1 September - Protest by locked-out workers lead to serious riots in Dublin. Shops are looted and attempts are made to tear up tram lines.
3 September - A meeting of 400 employers with William Martin Murphy pledges not to employ any persons who continue to be members of the Irish Transport & General Workers' Union.
7 September - A large meeting in Sackville Street asserts the right of free speech, trade union representation and demands an enquiry into police conduct.
17 September - In Newry, Edward Carson says that a Provisional Government will be established in Ulster if Home Rule is introduced. Meanwhile in Dublin, labour unrest grows with a march 5,000 through the city.
27 September - 12,000 Ulster Volunteers parade at the Royal Ulster Agricultural Society's show grounds at Balmoral in protest at the Home Rule Bill.
27 September - In Dublin the food ship, The Hare, arrives bringing forty tons of food raised by British trade unionists.
6 October - An official report on the lockout suggests that workers should be reinstated without having to give a pledge not to join the ITGWU.
16 October - 4,000 men and women march through Dublin in support of James Larkin and the Transport Union.
27 October - James Larkin of the ITGWU is sentenced to seven months in prison for seditious language.

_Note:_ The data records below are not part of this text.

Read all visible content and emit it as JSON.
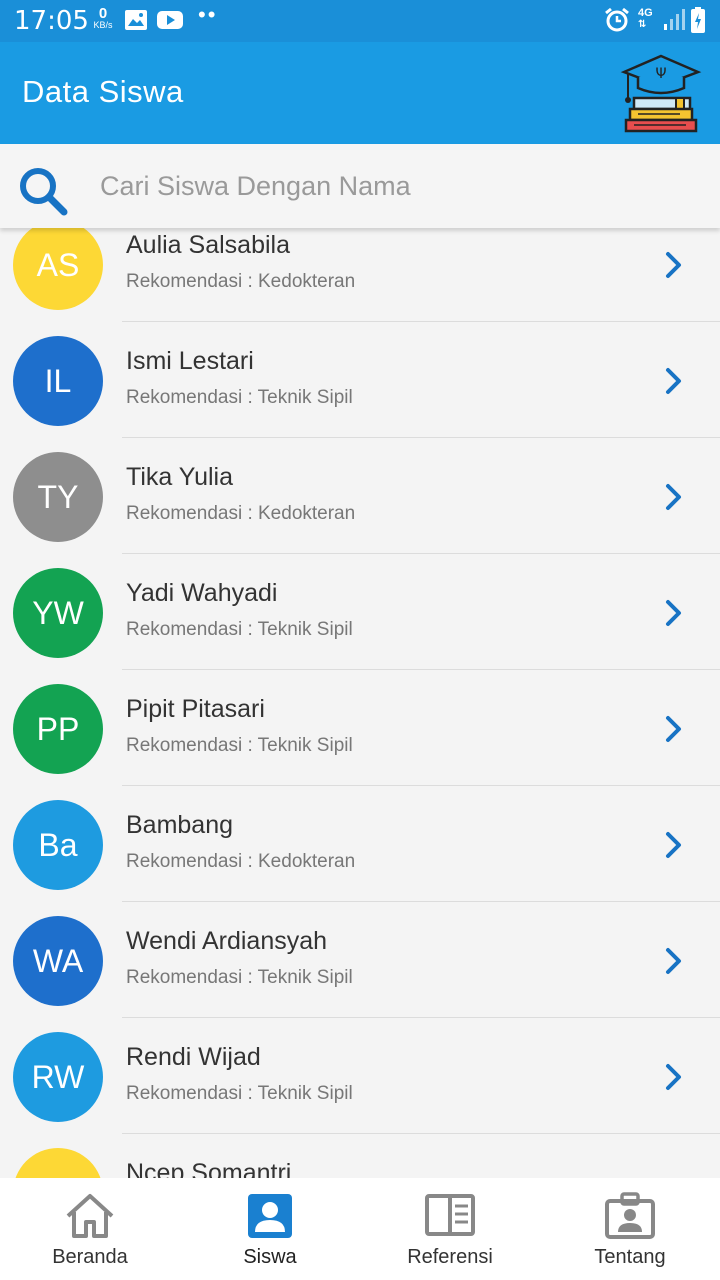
{
  "status_bar": {
    "time": "17:05",
    "net_speed_value": "0",
    "net_speed_unit": "KB/s",
    "network_type": "4G",
    "icons": [
      "image-icon",
      "youtube-icon",
      "alarm-icon",
      "signal-icon",
      "battery-icon"
    ]
  },
  "app_bar": {
    "title": "Data Siswa",
    "logo_icon": "graduation-books-icon"
  },
  "search": {
    "placeholder": "Cari Siswa Dengan Nama",
    "value": "",
    "icon": "search-icon"
  },
  "students": [
    {
      "initials": "AS",
      "name": "Aulia Salsabila",
      "recommendation": "Rekomendasi : Kedokteran",
      "color": "#FDD835"
    },
    {
      "initials": "IL",
      "name": "Ismi Lestari",
      "recommendation": "Rekomendasi : Teknik Sipil",
      "color": "#1E6FCC"
    },
    {
      "initials": "TY",
      "name": "Tika Yulia",
      "recommendation": "Rekomendasi : Kedokteran",
      "color": "#8E8E8E"
    },
    {
      "initials": "YW",
      "name": "Yadi Wahyadi",
      "recommendation": "Rekomendasi : Teknik Sipil",
      "color": "#13A352"
    },
    {
      "initials": "PP",
      "name": "Pipit Pitasari",
      "recommendation": "Rekomendasi : Teknik Sipil",
      "color": "#13A352"
    },
    {
      "initials": "Ba",
      "name": "Bambang",
      "recommendation": "Rekomendasi : Kedokteran",
      "color": "#1E9BE0"
    },
    {
      "initials": "WA",
      "name": "Wendi Ardiansyah",
      "recommendation": "Rekomendasi : Teknik Sipil",
      "color": "#1E6FCC"
    },
    {
      "initials": "RW",
      "name": "Rendi Wijad",
      "recommendation": "Rekomendasi : Teknik Sipil",
      "color": "#1E9BE0"
    },
    {
      "initials": "",
      "name": "Ncep Somantri",
      "recommendation": "",
      "color": "#FDD835"
    }
  ],
  "bottom_nav": {
    "active": "Siswa",
    "active_color": "#1A80D0",
    "inactive_color": "#888888",
    "items": [
      {
        "label": "Beranda",
        "icon": "home-icon"
      },
      {
        "label": "Siswa",
        "icon": "person-icon"
      },
      {
        "label": "Referensi",
        "icon": "book-icon"
      },
      {
        "label": "Tentang",
        "icon": "id-badge-icon"
      }
    ]
  }
}
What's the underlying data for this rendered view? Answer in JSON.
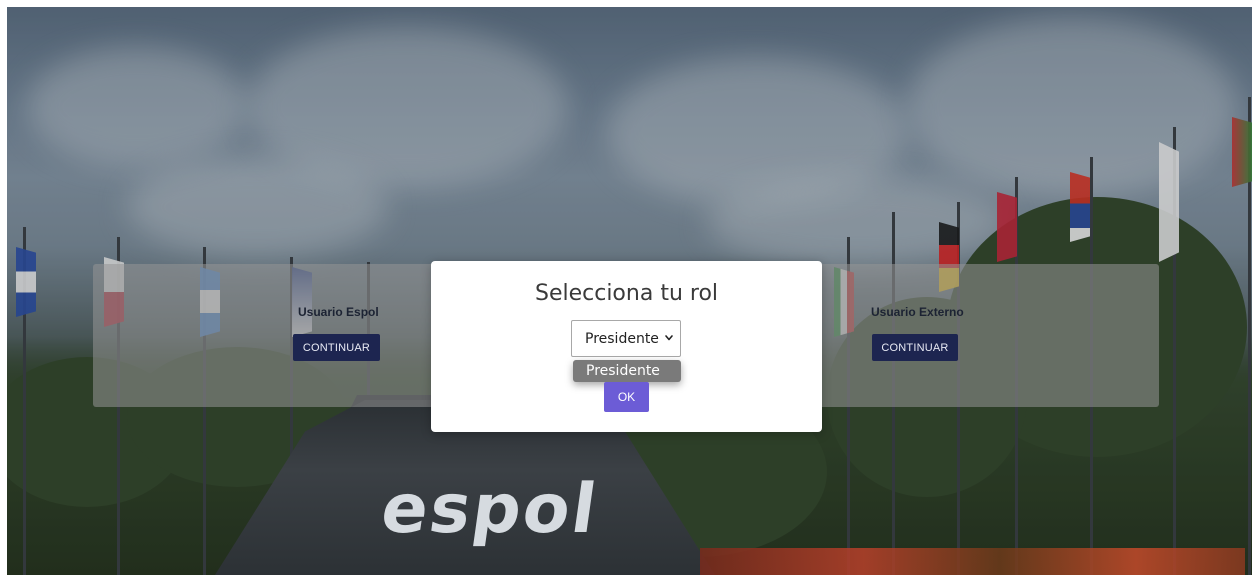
{
  "background": {
    "logo_text": "espol"
  },
  "cards": {
    "espol": {
      "title": "Usuario Espol",
      "button_label": "CONTINUAR"
    },
    "externo": {
      "title": "Usuario Externo",
      "button_label": "CONTINUAR"
    }
  },
  "modal": {
    "title": "Selecciona tu rol",
    "select": {
      "value": "Presidente",
      "options": [
        "Presidente"
      ]
    },
    "dropdown_highlighted_option": "Presidente",
    "ok_label": "OK"
  },
  "colors": {
    "accent": "#6c5cd6",
    "continue_button": "#1d2550"
  },
  "icons": {
    "select_caret": "chevron-down-icon"
  }
}
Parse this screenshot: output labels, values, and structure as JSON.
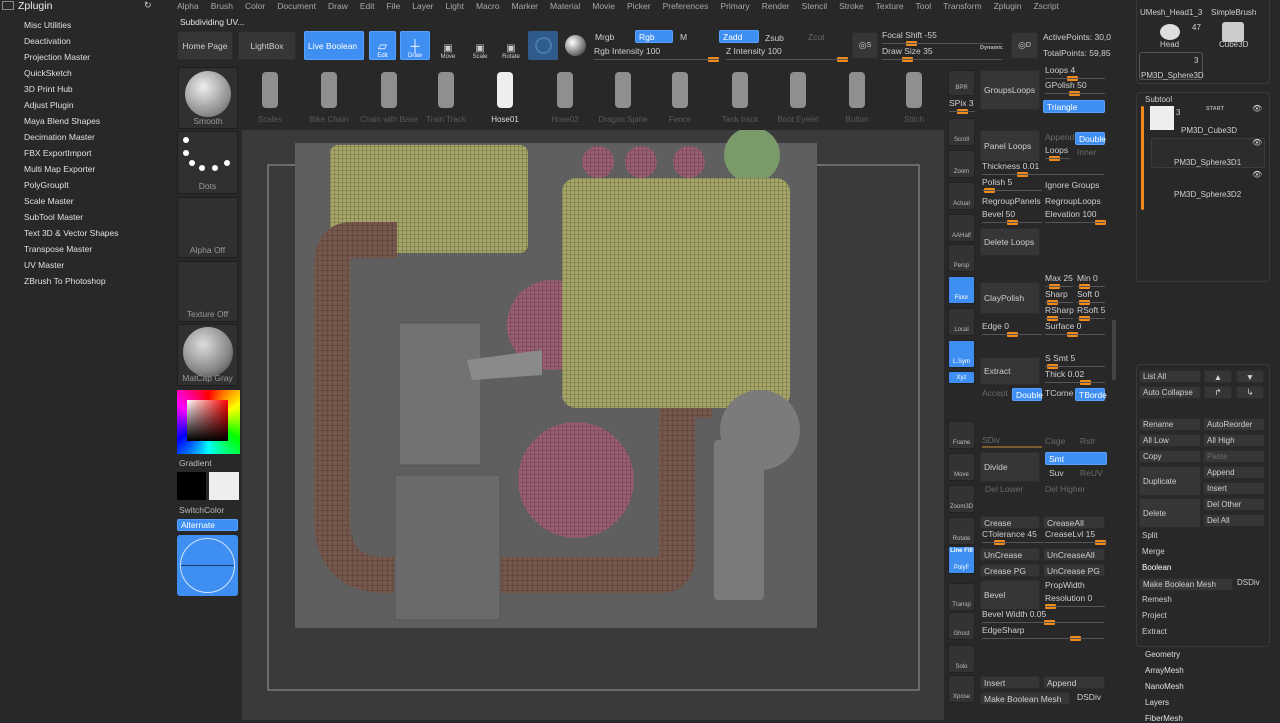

10 November - The Dublin Volunteer Corps enrolls over 2,000 men. They declare they will preserve the "civil and religious liberties" of Protestants outside Ulster in the event of Irish Home Rule.
19 November - The Irish Citizen Army is launched at a meeting of the Dublin Civic League in Dublin. The army is founded by James Connolly to protect workers in the general lockout.
25 November - The Irish Volunteers are formed at a meeting attended by 4,000 men in Dublin's Rotunda Rink.
28 November - Andrew Bonar Law addresses a huge unionist rally in the Theatre Royal in Dublin, declaring that if Home Rule is introduced Ulster will resist and will have the support of his party.